Scholars typically view Causa 23 of Gratian’s Decretum within a vacuum, looking solely at the nature of a just war or the Church’s coercive powers. When one considers, however, that Gratian used the first recension of the Decretum for teaching, a more complex picture comes to light. Causa 23 fits into a tract on substantive law (i.e. law of obligations) comprising of Causa 22–Causa 26. Serving as the anchor of the tract, Causa 22 sets down the social norms of the oath whereby each party must ensure the integrity of the oath by fulfilling the requisite obligations and avoiding perjury.
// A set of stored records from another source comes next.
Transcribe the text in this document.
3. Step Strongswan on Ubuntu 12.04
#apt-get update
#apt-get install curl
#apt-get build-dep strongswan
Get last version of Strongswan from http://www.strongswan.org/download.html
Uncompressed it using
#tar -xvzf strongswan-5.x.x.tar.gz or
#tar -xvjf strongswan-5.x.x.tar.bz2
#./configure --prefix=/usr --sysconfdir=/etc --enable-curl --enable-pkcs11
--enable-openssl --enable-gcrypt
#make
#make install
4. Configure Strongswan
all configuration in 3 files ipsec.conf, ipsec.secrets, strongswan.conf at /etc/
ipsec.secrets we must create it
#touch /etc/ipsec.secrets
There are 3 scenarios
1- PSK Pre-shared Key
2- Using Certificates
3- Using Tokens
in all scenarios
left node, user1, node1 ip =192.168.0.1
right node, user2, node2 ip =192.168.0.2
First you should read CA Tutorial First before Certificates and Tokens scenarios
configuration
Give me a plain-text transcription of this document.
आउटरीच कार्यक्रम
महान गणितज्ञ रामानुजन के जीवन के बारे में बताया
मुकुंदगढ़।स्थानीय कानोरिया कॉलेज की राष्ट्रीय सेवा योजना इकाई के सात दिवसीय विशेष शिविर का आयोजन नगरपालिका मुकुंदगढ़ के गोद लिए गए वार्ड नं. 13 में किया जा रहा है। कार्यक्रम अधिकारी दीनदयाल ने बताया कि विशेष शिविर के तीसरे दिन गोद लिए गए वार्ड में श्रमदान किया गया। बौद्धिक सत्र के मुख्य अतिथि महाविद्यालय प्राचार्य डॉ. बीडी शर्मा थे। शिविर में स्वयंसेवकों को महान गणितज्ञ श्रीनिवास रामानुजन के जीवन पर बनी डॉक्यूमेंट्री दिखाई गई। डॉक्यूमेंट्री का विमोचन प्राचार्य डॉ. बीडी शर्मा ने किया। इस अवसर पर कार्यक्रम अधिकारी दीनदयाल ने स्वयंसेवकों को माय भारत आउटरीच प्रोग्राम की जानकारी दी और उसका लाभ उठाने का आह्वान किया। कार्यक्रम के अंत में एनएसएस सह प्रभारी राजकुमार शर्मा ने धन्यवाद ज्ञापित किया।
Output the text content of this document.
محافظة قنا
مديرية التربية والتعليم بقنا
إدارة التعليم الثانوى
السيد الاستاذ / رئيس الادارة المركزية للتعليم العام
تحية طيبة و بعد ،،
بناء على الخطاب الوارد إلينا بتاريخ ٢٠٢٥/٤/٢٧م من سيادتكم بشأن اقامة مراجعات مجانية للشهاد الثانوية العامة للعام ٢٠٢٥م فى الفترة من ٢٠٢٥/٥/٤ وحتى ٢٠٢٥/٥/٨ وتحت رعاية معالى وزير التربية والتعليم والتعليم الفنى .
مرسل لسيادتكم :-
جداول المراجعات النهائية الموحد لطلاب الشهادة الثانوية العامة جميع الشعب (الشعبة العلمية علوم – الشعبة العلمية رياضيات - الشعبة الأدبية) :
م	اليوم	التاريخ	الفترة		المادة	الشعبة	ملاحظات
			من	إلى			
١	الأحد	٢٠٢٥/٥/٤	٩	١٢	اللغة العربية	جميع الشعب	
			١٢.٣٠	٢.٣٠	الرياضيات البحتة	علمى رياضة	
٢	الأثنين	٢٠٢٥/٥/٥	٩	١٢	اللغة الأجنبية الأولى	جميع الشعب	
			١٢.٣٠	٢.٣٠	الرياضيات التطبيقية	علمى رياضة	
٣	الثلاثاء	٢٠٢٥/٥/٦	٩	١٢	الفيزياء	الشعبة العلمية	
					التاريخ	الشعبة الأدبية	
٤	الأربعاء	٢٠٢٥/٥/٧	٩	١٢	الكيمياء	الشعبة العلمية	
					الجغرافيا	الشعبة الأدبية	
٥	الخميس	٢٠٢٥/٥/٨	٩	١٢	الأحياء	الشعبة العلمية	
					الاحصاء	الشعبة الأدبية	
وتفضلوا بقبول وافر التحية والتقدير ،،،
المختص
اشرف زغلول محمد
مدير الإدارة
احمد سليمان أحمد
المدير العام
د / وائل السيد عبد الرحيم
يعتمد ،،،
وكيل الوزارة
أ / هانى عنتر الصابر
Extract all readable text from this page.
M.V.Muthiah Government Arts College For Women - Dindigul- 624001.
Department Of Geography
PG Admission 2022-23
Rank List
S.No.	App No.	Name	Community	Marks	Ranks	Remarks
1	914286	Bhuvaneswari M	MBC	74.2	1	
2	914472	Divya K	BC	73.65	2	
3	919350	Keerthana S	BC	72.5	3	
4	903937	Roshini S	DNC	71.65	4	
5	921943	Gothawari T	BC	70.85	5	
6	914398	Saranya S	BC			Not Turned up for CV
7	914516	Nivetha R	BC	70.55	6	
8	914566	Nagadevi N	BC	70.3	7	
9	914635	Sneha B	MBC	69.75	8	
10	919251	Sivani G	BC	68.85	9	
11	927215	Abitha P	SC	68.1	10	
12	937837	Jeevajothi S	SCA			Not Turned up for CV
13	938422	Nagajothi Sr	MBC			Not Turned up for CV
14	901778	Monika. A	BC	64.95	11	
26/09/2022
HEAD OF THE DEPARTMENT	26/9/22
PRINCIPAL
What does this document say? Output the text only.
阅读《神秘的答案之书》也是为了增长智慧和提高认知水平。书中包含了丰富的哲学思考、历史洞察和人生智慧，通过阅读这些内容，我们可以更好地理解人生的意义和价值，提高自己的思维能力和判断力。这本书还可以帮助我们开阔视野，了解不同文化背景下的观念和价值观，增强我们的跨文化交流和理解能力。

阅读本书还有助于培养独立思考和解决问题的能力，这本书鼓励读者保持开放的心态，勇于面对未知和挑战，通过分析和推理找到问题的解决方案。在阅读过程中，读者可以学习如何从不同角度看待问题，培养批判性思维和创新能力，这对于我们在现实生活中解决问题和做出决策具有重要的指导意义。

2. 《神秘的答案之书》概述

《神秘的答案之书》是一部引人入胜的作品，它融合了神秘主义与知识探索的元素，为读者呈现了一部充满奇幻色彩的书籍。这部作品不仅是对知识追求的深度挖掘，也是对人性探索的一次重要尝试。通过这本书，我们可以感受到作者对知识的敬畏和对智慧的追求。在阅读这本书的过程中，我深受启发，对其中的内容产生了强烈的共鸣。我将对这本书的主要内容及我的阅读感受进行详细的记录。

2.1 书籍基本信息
Employing these societal principles, this chapter argues that Causa 23 can be read as a case dealing with the practical nature of investiture. As bishops, prelates owed obedience to the pope, ministered to their flocks, and served as judges in ecclesiastical court. The bishops, however, had received civil jurisdiction from the emperor—that is, the emperor had invested them as lay lords—and thus they were expected to fulfill feudal obligations, such as military service and serving as judges in secular court. Gratian sought to teach students how, as future bishops, they should balance their ecclesiastical obligations with the military and judicial obligations required as feudal vassals and lords. In order to do this Gratian employs a particular pedagogical technique of organizing material according to a “theoretical approach and application of the approach” model. Gratian devotes particular questions to a definition of or a justification for the law—that is, the theory behind the law—while he devotes other questions to execution of the law—that is, how the law should be applied. Setting forth the philosophical underpinnings that military service and thus the waging of wars were justified, secular benefices were permitted to be used in defense of the Church and, while obligations were owed to the emperor, they could not be fulfilled in violation of the obligations owed to the pope. Echoing the Concordat of Worms (1122) that ended the Investiture Controversy, Gratian illustrated how a bishop could hold both an ecclesiastical and a secular benefice. He simply had to know when to wear which hat.